That’s the direction I’m thinking as well! I didn’t see a manual for the Rogue in the link you posted! I talked to a mechanic I trust and he suggested the BCM as well, but said that it would be something that had to be looked at at the dealership! That was the last place I wanted to go, but at this point I have surrendered and made an appointment to have it checked out!


----------



## Scaramanga (Nov 17, 2019)

Have we checked fuses and relays? I would think if the window motor was straining before it failed you popped a fusible link or a relay, or just a fuse. Are you getting power to the door switch harness? If the BCM was dead, more things would fail, usually in pairs.


----------



## notojsjc (Nov 23, 2019)

We checked the fuses and relay, both were good! And we had no previous issue with the window!


----------



## Scaramanga (Nov 17, 2019)

Yeah if you're getting power to the switch that's odd. Have you checked ground on the motor harness itself? Does everything else electrical on the car work as expected?


----------



## notojsjc (Nov 23, 2019)

Took it to the dealer today! They found a cut wire inside the door!


----------



## Scaramanga (Nov 17, 2019)

Kbam! I knew it wasn't the BCM. Glad it's fixed!


----------



## notojsjc (Nov 23, 2019)

Scaramanga said:


> Kbam! I knew it wasn't the BCM. Glad it's fixed!


Thanks for all the suggestions!


----------



## Dontgetexsited (Jun 30, 2021)

Have a 2016 nissan rogue back passenger widow came down but now wont come up are down from master switch are the control in the back all other windows work any suggestions


----------



## VStar650CL (Nov 12, 2020)

To determine what the problem is, take the passenger rear switch loose. With a test lamp, you should get a lit bulb between VIOLET/GRAY and a chassis ground. If not there's a broken power wire (see below). If that has power, put the lamp from VIO/GRY to VIO/BROWN and VIO/GRY to VIO/YELLOW. Both should light the lamp. If one doesn't, there's a broken wire between the master switch and the slave switch. If both light, put the test lamp across RED and GREEN. Working the switch should light the lamp in both directions. If not, the slave switch is bad, if so, the motor is bad.
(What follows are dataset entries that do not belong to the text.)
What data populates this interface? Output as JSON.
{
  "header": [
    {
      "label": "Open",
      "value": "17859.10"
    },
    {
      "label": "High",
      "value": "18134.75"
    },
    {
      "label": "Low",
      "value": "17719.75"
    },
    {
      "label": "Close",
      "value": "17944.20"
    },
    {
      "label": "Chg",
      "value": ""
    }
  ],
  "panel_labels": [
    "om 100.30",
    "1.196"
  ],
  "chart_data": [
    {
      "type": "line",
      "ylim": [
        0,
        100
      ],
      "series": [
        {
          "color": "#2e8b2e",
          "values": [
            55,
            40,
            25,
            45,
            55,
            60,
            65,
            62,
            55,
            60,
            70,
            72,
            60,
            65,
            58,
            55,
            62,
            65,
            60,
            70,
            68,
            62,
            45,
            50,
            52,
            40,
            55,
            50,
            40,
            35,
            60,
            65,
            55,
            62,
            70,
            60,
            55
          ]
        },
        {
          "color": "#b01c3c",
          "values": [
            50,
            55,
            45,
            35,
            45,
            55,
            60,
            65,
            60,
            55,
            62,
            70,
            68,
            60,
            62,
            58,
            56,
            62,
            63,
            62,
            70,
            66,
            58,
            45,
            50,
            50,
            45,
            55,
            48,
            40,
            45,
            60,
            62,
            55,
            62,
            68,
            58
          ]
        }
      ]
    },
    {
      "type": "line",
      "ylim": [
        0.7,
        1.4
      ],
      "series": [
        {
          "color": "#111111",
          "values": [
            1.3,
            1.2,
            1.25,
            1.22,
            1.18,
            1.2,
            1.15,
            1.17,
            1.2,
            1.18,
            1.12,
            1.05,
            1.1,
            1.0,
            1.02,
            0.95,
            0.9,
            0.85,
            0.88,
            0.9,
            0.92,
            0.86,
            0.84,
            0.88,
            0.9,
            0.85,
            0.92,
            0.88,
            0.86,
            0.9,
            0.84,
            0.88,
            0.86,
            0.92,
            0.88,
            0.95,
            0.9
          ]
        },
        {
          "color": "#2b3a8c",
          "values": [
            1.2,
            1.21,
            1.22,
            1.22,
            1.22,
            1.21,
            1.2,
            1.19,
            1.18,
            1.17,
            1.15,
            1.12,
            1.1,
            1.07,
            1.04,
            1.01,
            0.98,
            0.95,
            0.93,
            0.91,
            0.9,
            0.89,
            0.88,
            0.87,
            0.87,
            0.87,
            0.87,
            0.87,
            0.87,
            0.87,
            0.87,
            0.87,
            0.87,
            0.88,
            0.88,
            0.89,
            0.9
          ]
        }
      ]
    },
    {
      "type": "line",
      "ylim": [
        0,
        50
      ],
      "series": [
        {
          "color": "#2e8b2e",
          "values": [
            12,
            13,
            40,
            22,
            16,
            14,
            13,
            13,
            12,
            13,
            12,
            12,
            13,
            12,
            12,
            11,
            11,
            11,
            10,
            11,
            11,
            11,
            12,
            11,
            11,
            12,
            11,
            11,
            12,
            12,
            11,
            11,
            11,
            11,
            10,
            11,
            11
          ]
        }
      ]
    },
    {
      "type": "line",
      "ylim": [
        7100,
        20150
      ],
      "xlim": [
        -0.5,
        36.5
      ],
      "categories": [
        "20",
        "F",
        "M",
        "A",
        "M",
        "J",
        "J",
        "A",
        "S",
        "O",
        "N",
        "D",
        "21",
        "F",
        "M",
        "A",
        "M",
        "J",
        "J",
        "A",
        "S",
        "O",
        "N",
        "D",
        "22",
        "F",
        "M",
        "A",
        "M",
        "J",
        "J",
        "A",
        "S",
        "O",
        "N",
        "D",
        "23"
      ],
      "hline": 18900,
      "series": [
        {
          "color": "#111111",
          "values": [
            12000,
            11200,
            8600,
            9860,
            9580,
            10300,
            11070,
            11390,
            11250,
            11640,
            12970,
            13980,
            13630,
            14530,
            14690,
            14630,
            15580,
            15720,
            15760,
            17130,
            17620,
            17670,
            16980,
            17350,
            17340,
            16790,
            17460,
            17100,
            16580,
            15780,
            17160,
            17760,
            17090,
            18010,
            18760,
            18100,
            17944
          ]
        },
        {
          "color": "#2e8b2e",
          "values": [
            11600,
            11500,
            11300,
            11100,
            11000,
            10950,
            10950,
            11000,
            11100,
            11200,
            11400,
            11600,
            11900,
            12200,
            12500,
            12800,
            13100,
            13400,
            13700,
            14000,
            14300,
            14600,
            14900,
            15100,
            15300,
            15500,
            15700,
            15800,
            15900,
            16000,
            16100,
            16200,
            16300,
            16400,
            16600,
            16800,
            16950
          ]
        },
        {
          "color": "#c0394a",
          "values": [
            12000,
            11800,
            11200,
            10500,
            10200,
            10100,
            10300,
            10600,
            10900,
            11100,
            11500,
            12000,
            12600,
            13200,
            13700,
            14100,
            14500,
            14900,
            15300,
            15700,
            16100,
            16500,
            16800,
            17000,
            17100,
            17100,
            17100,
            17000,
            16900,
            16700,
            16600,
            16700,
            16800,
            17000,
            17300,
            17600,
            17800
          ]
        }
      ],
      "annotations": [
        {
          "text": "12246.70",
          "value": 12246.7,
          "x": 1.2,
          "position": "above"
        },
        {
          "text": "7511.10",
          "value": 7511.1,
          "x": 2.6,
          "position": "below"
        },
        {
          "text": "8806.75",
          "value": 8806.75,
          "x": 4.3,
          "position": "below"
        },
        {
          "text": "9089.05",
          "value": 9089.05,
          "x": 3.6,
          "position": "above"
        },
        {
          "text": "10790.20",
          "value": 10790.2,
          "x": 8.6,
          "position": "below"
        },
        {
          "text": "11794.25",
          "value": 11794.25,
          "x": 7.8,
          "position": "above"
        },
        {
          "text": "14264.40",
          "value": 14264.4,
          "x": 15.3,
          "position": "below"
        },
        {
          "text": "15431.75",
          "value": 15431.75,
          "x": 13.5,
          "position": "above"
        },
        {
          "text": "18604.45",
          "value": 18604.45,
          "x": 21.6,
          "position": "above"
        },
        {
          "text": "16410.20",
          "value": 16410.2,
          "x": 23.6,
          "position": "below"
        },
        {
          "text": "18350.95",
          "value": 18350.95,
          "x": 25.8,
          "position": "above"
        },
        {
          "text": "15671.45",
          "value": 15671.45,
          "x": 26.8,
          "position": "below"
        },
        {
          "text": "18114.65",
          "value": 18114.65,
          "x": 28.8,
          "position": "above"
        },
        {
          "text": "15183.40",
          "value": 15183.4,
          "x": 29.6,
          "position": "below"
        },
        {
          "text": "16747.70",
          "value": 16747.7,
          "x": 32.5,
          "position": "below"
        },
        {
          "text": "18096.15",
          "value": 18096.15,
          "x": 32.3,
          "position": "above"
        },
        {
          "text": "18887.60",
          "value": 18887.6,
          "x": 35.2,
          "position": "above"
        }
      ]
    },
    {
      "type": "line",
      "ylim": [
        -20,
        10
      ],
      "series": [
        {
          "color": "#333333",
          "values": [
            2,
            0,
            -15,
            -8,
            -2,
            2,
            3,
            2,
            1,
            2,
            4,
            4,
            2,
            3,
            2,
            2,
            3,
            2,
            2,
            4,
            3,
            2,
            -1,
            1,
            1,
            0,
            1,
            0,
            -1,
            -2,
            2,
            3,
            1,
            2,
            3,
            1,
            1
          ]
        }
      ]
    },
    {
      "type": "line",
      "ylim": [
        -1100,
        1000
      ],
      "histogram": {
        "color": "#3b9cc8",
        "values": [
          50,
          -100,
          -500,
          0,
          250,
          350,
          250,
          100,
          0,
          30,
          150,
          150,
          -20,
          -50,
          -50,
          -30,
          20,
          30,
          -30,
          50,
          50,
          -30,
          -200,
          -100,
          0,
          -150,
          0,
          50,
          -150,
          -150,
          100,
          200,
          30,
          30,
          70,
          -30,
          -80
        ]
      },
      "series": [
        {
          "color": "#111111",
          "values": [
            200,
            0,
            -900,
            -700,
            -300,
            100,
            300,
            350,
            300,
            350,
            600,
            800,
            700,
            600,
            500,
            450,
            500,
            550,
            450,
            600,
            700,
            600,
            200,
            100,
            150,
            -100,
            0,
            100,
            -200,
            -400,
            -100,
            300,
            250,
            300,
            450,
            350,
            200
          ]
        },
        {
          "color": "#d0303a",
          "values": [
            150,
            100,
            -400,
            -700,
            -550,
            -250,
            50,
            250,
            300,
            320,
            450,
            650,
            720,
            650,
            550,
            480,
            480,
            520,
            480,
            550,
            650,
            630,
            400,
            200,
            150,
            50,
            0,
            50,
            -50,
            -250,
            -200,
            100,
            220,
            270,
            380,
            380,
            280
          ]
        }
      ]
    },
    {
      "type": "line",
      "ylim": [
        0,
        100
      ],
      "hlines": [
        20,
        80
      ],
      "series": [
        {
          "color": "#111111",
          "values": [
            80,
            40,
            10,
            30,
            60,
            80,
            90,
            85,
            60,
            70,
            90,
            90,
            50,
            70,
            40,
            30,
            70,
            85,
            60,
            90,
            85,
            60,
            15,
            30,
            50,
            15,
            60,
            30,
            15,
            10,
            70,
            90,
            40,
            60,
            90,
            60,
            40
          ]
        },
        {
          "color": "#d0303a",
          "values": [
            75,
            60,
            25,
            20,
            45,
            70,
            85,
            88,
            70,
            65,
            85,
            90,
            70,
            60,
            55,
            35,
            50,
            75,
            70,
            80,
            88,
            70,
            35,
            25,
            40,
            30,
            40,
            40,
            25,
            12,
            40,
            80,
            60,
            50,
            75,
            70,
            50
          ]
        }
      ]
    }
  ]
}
Note that gen2 Rogues in general have a tendency to break wires inside the flex couplings that connect the doors to the car. Since any repair will need to flex too, I don't recommend repairing it if that's the issue. You'll avoid future headaches by replacing the door harness, which isn't terribly difficult. You'll need to check both the driver's door _and_ the door with the stuck window, since everything except the power wires runs between the master switch and the slave switches. So a problem in either flex coupling can cause a slave window to quit working.


----------